Мы стояли на склонах котловины, поросших травой, тысячелистником и диким шалфеем. На дне, на свободном от людей впалом пятачке, женщина зажмурилась и растопырила руки в стороны, словно хотела поймать больше ветра. Обнаженные её плечи покрывали татуировки, алая юбка касалась травы, так что, вероятно, при ходьбе она сбивала подолом цветочную пыльцу.
Внезапно она опустилась на траву и принялась легко поколачивать землю сжатым кулаком, что-то нашептывая.
«Обернись! – прогудел низкий женский голос из толпы. – Оставь землю, лучше обрати свою силу на воздух, который стал таким скудным из-за предков. Они выпили всю его сладость, заполонили его, роятся вокруг, как мухи. Скажи им: пусть расходятся».
Тогда горгулица встала на ноги, долго молчала, застыв взглядом. Мы все, кто были в толпе, тоже затихли. Потом появились звуки. Сначала они капали раздельно, как конденсат с набрякшего потолка. Потом сила их возросла, слова хлынули. Мама крепче сжала мою руку. Всё кругом застыло. Со всех сторон стягивались и смыкались отрицание и недовольство, но это не мы, облепившие впадину, были их источниками.
Я не понимала слов, потому что ни одно из них не имело значение само по себе. Но собравшись в архипелаги они оказывали воздействие на пространство, золотыми стежками прошивали смыслы на ткани континуума. Мне показалось, горгулица выразила состояние каждого духа и каждой души, всем дала почувствовать тот дисбаланс, который уже зарождается в сердцевине мира, медленно нарастает. Потом из её рта выплыла, словно облако, глубокая благодарность, а потом потянулись печальные ленты предстоящего, неизбежного расставания. Вокруг всё расчистилось и посветлело.

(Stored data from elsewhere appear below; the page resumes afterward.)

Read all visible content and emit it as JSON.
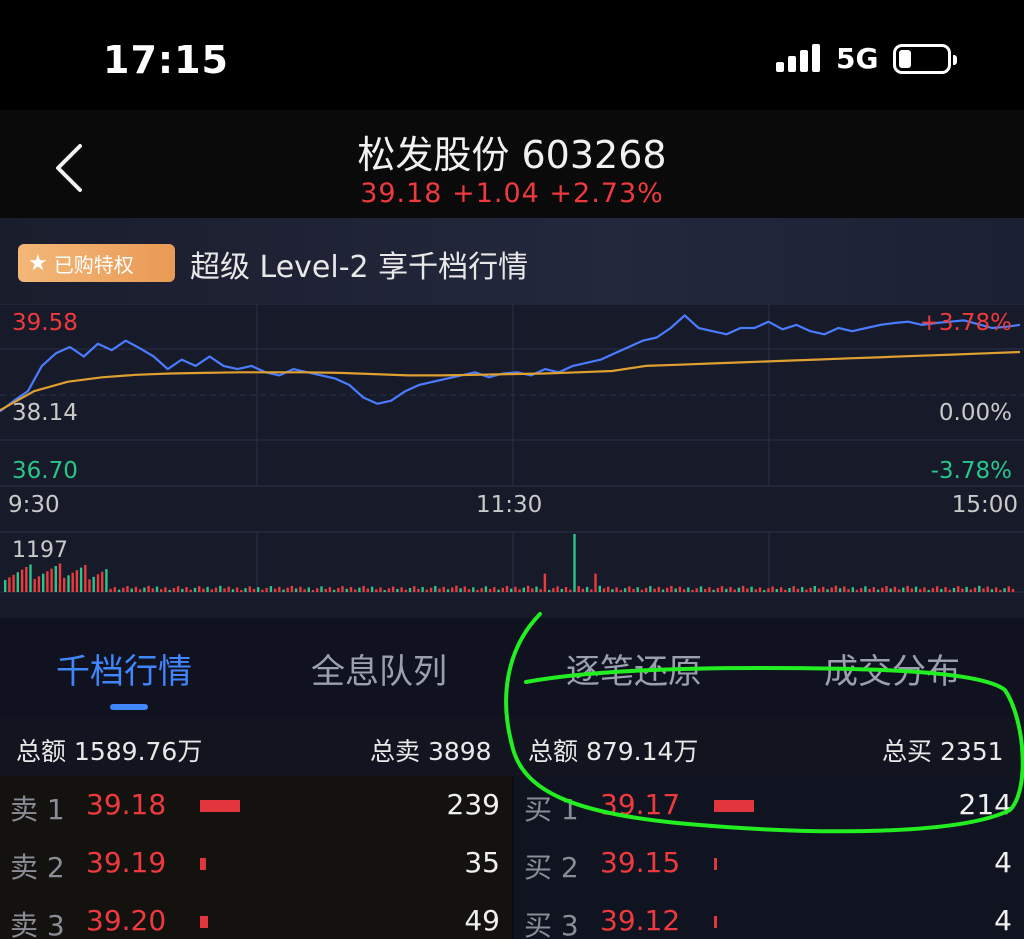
{
  "status_bar": {
    "time": "17:15",
    "network": "5G"
  },
  "header": {
    "title": "松发股份 603268",
    "quote": "39.18 +1.04 +2.73%"
  },
  "banner": {
    "badge": "已购特权",
    "text": "超级 Level-2 享千档行情"
  },
  "chart_labels": {
    "top_price": "39.58",
    "mid_price": "38.14",
    "low_price": "36.70",
    "top_pct": "+3.78%",
    "mid_pct": "0.00%",
    "low_pct": "-3.78%",
    "t_start": "9:30",
    "t_mid": "11:30",
    "t_end": "15:00",
    "vol_max": "1197"
  },
  "tabs": [
    "千档行情",
    "全息队列",
    "逐笔还原",
    "成交分布"
  ],
  "totals": {
    "left_amount": "总额 1589.76万",
    "left_sell": "总卖 3898",
    "right_amount": "总额 879.14万",
    "right_buy": "总买 2351"
  },
  "sell_orders": [
    {
      "label": "卖 1",
      "price": "39.18",
      "qty": "239",
      "bar_ratio": 1.0
    },
    {
      "label": "卖 2",
      "price": "39.19",
      "qty": "35",
      "bar_ratio": 0.15
    },
    {
      "label": "卖 3",
      "price": "39.20",
      "qty": "49",
      "bar_ratio": 0.2
    }
  ],
  "buy_orders": [
    {
      "label": "买 1",
      "price": "39.17",
      "qty": "214",
      "bar_ratio": 1.0
    },
    {
      "label": "买 2",
      "price": "39.15",
      "qty": "4",
      "bar_ratio": 0.08
    },
    {
      "label": "买 3",
      "price": "39.12",
      "qty": "4",
      "bar_ratio": 0.08
    }
  ],
  "colors": {
    "up": "#ee3a3e",
    "down": "#29c68a",
    "price_line": "#4a7cff",
    "avg_line": "#e0a030",
    "annotation": "#22ee22"
  },
  "chart_data": {
    "type": "line",
    "x_ticks": [
      "9:30",
      "11:30",
      "15:00"
    ],
    "ylim": [
      36.7,
      39.58
    ],
    "y_ticks_left": [
      "39.58",
      "38.14",
      "36.70"
    ],
    "y_ticks_right": [
      "+3.78%",
      "0.00%",
      "-3.78%"
    ],
    "series": [
      {
        "values": [
          37.88,
          38.05,
          38.2,
          38.6,
          38.8,
          38.9,
          38.75,
          38.95,
          38.85,
          39.0,
          38.88,
          38.75,
          38.55,
          38.7,
          38.6,
          38.75,
          38.6,
          38.55,
          38.6,
          38.5,
          38.45,
          38.55,
          38.5,
          38.45,
          38.4,
          38.3,
          38.1,
          38.0,
          38.05,
          38.2,
          38.3,
          38.35,
          38.4,
          38.45,
          38.5,
          38.42,
          38.48,
          38.5,
          38.45,
          38.55,
          38.5,
          38.6,
          38.65,
          38.7,
          38.8,
          38.9,
          39.0,
          39.05,
          39.2,
          39.4,
          39.2,
          39.15,
          39.1,
          39.2,
          39.2,
          39.3,
          39.18,
          39.25,
          39.15,
          39.1,
          39.2,
          39.15,
          39.2,
          39.25,
          39.28,
          39.3,
          39.25,
          39.28,
          39.3,
          39.32,
          39.26,
          39.2,
          39.22,
          39.25
        ]
      },
      {
        "values": [
          37.9,
          38.2,
          38.35,
          38.42,
          38.46,
          38.48,
          38.49,
          38.5,
          38.5,
          38.5,
          38.49,
          38.47,
          38.45,
          38.45,
          38.46,
          38.47,
          38.48,
          38.5,
          38.52,
          38.6,
          38.62,
          38.64,
          38.66,
          38.68,
          38.7,
          38.72,
          38.74,
          38.76,
          38.78,
          38.8,
          38.82
        ]
      }
    ],
    "volume": {
      "max_label": "1197",
      "max": 1197
    }
  }
}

Это началось еще в моем детстве: предки перестали уходить. Они теряли свои тела, но оставались на Земле. Помню, как умерла моя бабушка. У нас не было денег на кремацию или место на кладбище. Мама позвала подруг, они пришли в платьях, полностью поглощающих свет, надели венки из черных цветов и принялись за дело. Они ни о чем не спорили, не обсуждали, не советовались, просто двигались в завораживающей тишине – черные фигуры в слабой, мутной заварке осеннего солнца – словно всегда знали что именно и как нужно делать.
Разложили посреди комнаты складной праздничный стол, который обычно доставали только на новые года и дни рождения, застлали его красной скатертью и уложили сверху бабулю. Расчесали обмелевшие, белые ручьи её волос, разлили их по красному. Нарядили в цветочное, девичье платье и вложили в руки букетик садовых ромашек. Истончившиеся бабушкины груди почти стекли с грудной клетки и едва выделялась под легкой тканью, её худые плечи даже сейчас, когда она лежала, смотрели вперед.
Женщины встали кружком вокруг стола и сцепили руки. Мне отчаянно хотелось чтобы мои холодные пальцы оказались в чьих-то теплых ладонях, хотелось войти в круг. Но я оцепенело наблюдала за ними, не могла пошевелиться даже чтобы немного согреться, ни то что о чем-то попросить. И всё таки я заставила себя и открыла было рот, но тут это началось. Тихо, почти шепотом, они монотонно загудели, как будто катали во рту тягучую скороговорку. Я не понимала ни слова. Помню, как страшно мне стало. Словно женщины, включая мою маму, больше не были прежними. Говорили на другом языке. Жили в незнакомом мире. И в тоже время глыба священного, торжественного чувства росла внутри меня.